Do you keep in touch with anyone from the White House? There was quite a bit of turnover.
I can imagine meeting with one or two of them when I am next in the United States — whenever that may be. You try to build relationships with people. For example, I got on extremely well with John Kelly when he was chief of staff. A year later, he’s gone. I think now they’re on the fourth national security adviser? I don’t know how many directors of communication there have been — maybe about seven?
One of the things you try to engineer as an ambassador is that each British cabinet minister who does anything which has external aspects to it, their best friend should be the U.S. counterpart. But you get to a place where you are reporting to ministers who say, “Can I come in to Washington and see my counterpart?” You’re saying, “Well, there’s a lot of stuff in the press that the president is not satisfied. You might want to hang on a bit.”

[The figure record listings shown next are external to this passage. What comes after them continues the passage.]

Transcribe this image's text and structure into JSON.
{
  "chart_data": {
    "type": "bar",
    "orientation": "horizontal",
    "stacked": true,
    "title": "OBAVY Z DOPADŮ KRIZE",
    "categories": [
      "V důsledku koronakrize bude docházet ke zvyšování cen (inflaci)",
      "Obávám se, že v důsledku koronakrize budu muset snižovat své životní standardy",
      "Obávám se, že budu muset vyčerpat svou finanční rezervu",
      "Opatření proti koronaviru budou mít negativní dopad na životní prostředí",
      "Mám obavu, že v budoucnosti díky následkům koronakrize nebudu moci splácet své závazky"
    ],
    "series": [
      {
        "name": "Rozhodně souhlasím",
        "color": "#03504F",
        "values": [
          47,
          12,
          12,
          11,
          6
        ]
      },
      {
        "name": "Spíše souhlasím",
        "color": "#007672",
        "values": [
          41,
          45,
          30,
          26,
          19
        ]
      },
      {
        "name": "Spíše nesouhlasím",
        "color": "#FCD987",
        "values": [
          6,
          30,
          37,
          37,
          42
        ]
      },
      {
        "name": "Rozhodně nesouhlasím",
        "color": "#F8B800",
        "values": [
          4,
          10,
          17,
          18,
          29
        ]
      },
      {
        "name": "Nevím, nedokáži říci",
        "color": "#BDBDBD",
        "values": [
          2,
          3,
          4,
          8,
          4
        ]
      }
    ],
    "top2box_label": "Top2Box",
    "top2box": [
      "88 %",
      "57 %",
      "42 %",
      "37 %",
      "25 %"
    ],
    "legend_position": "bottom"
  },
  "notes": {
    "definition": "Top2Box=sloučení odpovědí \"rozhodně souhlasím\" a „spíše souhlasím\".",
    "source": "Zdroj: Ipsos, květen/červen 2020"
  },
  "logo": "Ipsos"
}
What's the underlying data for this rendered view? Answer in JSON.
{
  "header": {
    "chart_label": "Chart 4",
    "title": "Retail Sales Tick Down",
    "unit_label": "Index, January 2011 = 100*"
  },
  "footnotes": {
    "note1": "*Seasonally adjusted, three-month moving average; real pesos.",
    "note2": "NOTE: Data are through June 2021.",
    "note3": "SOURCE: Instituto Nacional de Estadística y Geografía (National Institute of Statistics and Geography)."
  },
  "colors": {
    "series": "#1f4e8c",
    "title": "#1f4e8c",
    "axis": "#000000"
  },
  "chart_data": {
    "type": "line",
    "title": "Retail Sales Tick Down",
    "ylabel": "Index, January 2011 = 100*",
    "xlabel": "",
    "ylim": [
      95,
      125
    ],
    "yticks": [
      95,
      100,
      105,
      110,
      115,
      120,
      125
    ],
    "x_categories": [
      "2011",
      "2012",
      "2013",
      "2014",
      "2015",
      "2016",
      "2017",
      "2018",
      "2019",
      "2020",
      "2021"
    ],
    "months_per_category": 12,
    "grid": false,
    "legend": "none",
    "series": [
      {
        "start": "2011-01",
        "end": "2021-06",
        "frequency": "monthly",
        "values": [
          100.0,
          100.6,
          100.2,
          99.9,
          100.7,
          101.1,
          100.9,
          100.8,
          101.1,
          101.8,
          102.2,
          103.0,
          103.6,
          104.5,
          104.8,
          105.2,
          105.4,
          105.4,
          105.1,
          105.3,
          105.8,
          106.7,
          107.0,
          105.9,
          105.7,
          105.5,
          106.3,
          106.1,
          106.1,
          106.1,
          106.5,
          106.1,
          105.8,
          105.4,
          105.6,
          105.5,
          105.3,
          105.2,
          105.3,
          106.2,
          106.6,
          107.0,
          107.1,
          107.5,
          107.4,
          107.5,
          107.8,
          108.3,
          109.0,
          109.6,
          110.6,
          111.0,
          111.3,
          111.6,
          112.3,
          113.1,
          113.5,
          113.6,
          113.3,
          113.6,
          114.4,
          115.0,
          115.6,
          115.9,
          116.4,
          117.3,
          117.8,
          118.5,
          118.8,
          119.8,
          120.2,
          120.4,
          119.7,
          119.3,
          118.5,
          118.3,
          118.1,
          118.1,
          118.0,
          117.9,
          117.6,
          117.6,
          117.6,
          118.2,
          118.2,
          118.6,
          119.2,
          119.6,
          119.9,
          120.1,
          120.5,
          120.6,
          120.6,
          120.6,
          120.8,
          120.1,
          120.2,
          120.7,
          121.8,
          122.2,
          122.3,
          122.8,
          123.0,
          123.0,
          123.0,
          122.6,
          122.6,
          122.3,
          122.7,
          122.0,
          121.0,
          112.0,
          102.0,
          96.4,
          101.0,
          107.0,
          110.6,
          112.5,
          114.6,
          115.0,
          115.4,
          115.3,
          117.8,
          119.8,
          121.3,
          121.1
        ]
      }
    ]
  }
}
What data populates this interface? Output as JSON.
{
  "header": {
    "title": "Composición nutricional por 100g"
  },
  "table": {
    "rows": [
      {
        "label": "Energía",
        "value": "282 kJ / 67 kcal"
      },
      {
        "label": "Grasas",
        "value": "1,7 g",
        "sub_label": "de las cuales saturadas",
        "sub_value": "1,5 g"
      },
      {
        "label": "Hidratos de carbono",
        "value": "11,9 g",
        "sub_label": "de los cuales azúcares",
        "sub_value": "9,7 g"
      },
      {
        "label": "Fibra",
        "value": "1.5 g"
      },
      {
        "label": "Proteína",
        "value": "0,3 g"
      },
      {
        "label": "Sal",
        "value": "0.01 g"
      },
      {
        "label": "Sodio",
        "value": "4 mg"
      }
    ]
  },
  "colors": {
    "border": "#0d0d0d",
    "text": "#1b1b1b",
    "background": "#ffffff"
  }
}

Johnson seems to get along with Trump. Can that last?
If Trump wins again, he has four years. Boris is not yet a year into his [five-year] term. So the two of them would be in power for quite some time together. I think the relationship would get pretty strong. Boris has great credibility in the Trump White House because he led Brexit.
All that said: the free-trade deal. I’m sure they’ll plow straight into it if they are in office and they will declare it the best deal ever once it’s done. But I do think the British government has been quite ambivalent on the whole issue of U.S. agriculture. I think they think they will probably have to accept a significant increase in imports of U.S. agricultural produce, but they don’t want to say that in public now.
In Trump’s Washington, would it have made sense for you to be less of a traditional diplomat and more of a bomb-thrower, like Richard Grenell, Trump’s ambassador in Germany from 2018 to 2020?
If so, you would’ve seen a political appointee follow me. And you didn’t. It’s clear that Boris wants a traditional diplomat in Washington, not a bomb-thrower. I don’t know, honestly, about everyone behaving like Richard Grenell. It would create something of a cacophony in most countries to have ambassadors do that sort of thing.
There is a criminal investigation into the leaks that led to your resignation, and the leaker could face prison. Would you want to see that, and would you want to meet the leaker?
I would like them to be brought to justice because I think it likely to have a chilling effect for a long time to come on how diplomats conduct their business if someone gets away with this with no consequence. And yes, I would like to see them. Why? It’s not to smash my fist into them or anything like that.
It’s more than a year. Time softens and sort of heals. What really intrigues me is why they did it — and what they thought the consequences would be.